Hanks Forswears Elected Role

Readies For 'Cast Away' Debut

More than half the country may feel their favorite candidate didn't get the highest political office, and now they will never get to see a favorite actor in any political office, either.

One of Hollywood's biggest stars, Tom Hanks, says he won't run for public office. He makes this vow in a 60 Minutes interview with Steve Kroft.

Rumors of the star's political future were fueled by Hanks' very public push for a World War II memorial in Washington, coupled with his starring role as a war hero in the popular film Saving Private Ryan. But it's not to be.
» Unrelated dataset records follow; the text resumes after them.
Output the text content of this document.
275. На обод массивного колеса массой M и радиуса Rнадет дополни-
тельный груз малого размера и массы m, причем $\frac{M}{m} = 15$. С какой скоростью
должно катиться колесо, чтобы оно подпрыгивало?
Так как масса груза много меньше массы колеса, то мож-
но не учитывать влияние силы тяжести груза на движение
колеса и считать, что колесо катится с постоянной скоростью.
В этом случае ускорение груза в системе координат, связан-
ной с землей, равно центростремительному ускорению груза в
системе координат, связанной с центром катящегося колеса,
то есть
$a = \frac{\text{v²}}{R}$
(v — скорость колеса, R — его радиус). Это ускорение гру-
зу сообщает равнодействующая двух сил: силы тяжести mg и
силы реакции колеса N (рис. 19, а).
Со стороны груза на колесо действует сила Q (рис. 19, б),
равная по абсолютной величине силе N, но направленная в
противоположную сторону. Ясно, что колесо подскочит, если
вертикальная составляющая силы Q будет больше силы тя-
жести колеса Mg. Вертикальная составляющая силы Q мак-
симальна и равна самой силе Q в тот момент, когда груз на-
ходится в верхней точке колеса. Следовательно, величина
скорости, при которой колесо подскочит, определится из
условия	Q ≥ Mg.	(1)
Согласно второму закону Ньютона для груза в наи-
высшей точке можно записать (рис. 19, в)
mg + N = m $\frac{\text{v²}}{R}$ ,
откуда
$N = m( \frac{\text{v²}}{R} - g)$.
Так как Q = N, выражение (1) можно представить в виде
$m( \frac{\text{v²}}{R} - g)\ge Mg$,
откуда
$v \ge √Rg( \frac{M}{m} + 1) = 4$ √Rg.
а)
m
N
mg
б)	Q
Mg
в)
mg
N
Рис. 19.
"Please! Let me take the time on 60 Minutes right now to say," he tells Kroft, "I would not want to live in a country that would have me as a leader in any sort of political bent."

In the 60 Minutes profile, Hanks talks about his single-parent upbringing in Northern California, the difference between today's stars and the screen greats of years ago, such as Humphrey Bogart and Bette Davis, and shows his love for baseball in a batting practice session with Kroft taped in Dodger Stadium in Los Angeles.

Hanks stars in the upcoming Cast Away, a role for which The New York Film Critics Circle just voted him Best Actor. In it, he plays a Federal Express employee who crash lands on a desert island and is stuck there alone for four years, going through physical and emotional changes to survive. Helen Hunt plays the fiancee he leaves behind.

Founded in 1935, the New York Film Critics Circle is composed of critics from the city's daily and weekly publications. The group will present its awards on Jan. 14.